In the context of Maximum Likelihood PCA, we have a Normal distributed variable:
\begin{align} p(x) &= \mathcal{N}(x | \mu, \Lambda^{-1}) \end{align}
that we use to create another Normal variable:
\begin{align} p(y | x) &= \mathcal{N}(y | Ax + b, L^{-1}) \end{align}
We are interested in the marginal distribution
$$ p(y) = \int_x p(y| x) p (x) dx = \mathcal{N}(y | A\mu + b, L^{-1} + A\Lambda^{-1}A^T) $$
While there are some simple ways to demonstrate this result, I'm trying an explicit demonstration. I multiply both distributions, and I try to play with the terms in the exponent, completing the squares and so on. After many tries, I've surrendered.
Can someone give a derivation or give some reference where it is explicitly done?
(The above equations are taken from Bishop. Pattern Recognition and Machine Learning, page 689)
$$p(y) = \int_x p(y| x) p (x) dx = \int_x \mathcal{N}(y | Ax + b, L^{-1})\mathcal{N}(x | \mu, \Lambda^{-1})dx$$ After expanding and factorizing, you can show (by removing terms that do not depend on $x$) $$p(y) \propto \int_x exp ( - \frac{1}{2} x^T \Gamma x + c^Tx ) dx$$ where $\Gamma = A^TLA + \Lambda$ and $c = A^TL(y-b) + \Lambda\mu$.

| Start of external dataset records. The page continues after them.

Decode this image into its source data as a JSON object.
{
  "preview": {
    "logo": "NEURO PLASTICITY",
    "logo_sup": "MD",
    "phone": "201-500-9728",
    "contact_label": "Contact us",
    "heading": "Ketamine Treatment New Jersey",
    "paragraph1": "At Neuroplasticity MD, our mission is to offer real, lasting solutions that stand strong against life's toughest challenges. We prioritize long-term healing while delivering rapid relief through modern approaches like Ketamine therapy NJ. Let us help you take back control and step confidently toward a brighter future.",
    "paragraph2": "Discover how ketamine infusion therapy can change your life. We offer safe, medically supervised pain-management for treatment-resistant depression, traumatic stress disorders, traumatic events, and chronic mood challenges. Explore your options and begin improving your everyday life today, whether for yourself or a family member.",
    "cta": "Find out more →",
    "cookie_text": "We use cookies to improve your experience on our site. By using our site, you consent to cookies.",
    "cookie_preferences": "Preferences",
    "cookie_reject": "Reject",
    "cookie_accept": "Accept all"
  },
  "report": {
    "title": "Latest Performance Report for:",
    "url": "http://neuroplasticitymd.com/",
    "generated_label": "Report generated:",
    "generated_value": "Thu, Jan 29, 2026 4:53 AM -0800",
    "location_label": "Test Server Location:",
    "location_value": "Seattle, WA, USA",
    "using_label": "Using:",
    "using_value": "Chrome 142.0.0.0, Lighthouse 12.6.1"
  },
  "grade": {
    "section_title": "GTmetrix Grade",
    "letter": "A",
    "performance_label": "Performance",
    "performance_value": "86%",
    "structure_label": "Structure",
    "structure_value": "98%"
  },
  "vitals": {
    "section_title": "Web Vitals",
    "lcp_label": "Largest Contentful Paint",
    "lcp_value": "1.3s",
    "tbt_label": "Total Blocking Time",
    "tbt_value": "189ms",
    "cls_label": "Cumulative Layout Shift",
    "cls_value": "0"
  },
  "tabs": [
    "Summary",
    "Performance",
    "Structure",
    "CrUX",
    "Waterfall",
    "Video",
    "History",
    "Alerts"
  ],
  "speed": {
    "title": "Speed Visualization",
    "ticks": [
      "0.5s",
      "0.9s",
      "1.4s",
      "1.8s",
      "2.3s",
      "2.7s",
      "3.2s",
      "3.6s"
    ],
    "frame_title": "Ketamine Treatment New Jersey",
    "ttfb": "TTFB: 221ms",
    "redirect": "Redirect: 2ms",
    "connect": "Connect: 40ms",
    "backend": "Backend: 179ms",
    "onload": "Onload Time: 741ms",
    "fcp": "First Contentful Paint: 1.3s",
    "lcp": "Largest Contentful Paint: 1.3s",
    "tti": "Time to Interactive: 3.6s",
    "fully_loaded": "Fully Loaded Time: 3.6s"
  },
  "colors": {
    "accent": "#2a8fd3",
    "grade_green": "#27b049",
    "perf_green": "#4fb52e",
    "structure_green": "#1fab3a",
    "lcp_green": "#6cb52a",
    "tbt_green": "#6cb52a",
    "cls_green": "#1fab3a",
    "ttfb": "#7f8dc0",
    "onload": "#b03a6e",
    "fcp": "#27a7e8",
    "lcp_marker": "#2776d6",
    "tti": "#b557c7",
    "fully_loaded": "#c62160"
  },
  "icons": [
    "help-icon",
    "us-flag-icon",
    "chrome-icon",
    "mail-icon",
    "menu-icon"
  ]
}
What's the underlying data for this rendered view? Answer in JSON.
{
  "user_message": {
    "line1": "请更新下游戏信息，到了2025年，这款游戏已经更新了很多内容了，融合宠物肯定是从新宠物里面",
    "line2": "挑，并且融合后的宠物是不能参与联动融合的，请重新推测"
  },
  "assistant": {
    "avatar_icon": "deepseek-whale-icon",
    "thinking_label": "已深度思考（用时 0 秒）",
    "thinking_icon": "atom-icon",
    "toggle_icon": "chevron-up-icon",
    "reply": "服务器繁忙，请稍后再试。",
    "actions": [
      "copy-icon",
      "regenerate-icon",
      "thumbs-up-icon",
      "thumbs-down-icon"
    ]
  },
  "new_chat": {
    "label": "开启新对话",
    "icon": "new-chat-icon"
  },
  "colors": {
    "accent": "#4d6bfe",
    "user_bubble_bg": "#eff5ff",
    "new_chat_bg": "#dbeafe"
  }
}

Referring to [https://www.math.uwaterloo.ca/~hwolkowi/matrixcookbook.pdf], the above integral gives $$p(y) \propto exp \big(-\frac{1}{2} (y^TLy - 2y^TLb) \big).exp (\frac{1}{2} c^T \Gamma^{-T} c ) $$
So \begin{equation} \begin{split} log(p(y)) & \propto -\frac{1}{2} (y^TLy - 2y^TLb -c^T \Gamma^{-1} c) \end{split} \end{equation} Keeping terms that depend on $y$, you get \begin{equation} \begin{split} log(p(y)) &\propto -\frac{1}{2}[y^T \Big(L - LA\Gamma^{-1}A^TL \Big) y - 2y^T\Big(Lb - LA\Gamma^{-1}(A^TLb - \Lambda\mu)\Big) ] \\&= -\frac{1}{2}[y^T \Big(L - LA\Gamma^{-1}A^TL \Big) y - 2y^T\Big( \big(L - LA\Gamma^{-1}A^TL \big)b + LA\Gamma^{-1}\Lambda\mu\Big)] \end{split} \end{equation} Note that by Matrix Inversion Lemma: $$(*)\quad \Big(L - LA\Gamma^{-1}A^TL \Big) = \Big( L^{-1} + A\Lambda^{-1}A^T \Big)^{-1} = \Omega^{-1}$$ Also note \begin{equation}\label{eq3.1.1} \begin{split} (**)\quad LA\Gamma^{-1}\Lambda\mu &= LA(A^TLA + \Lambda)^{-1}\Lambda\mu \\&= LA(\Lambda^{-1} - \Lambda^{-1}A^{T}\Omega^{-1}A\Lambda^{-1})\Lambda\mu \qquad \text{(By Matrix Inversion Lemma)} \\&=(L - LA\Lambda^{-1}A^{T}\Omega^{-1})A\mu \\&=(L\Omega - LA\Lambda^{-1}A^{T})\Omega^{-1}A\mu \\&=\Big(L(L^{-1} + A\Lambda^{-1}A^T ) - LA\Lambda^{-1}A^{T} \\&=\Big(I + LA\Lambda^{-1}A^T - LA\Lambda^{-1}A^{T} \Big)\Omega^{-1}A\mu \\&=\Omega^{-1}A\mu \end{split} \end{equation} Plug $(*)$ and $(**)$ in $log(p(y))$, you get \begin{equation} \begin{split} log(p(y)) &\propto -\frac{1}{2}[y^T \Big(L - LA\Gamma^{-1}A^TL \Big) y - 2y^T\Big(Lb - LA\Gamma^{-1}(A^TLb - \Lambda\mu)\Big) ] \\&= -\frac{1}{2}[y^T \Omega^{-1} y - 2y^T\Big( \Omega^{-1}b + \Omega^{-1}A\mu \Big)] \\&= -\frac{1}{2}[y^T \Omega^{-1} y - 2y^T\Omega^{-1}\Big( A\mu + b \Big)] \\&\propto -\frac{1}{2}\Big( \big(y - (A\mu + b)\big)^T\Omega^{-1} \big(y - (A\mu + b)\big)\Big) \end{split} \end{equation} And you're done.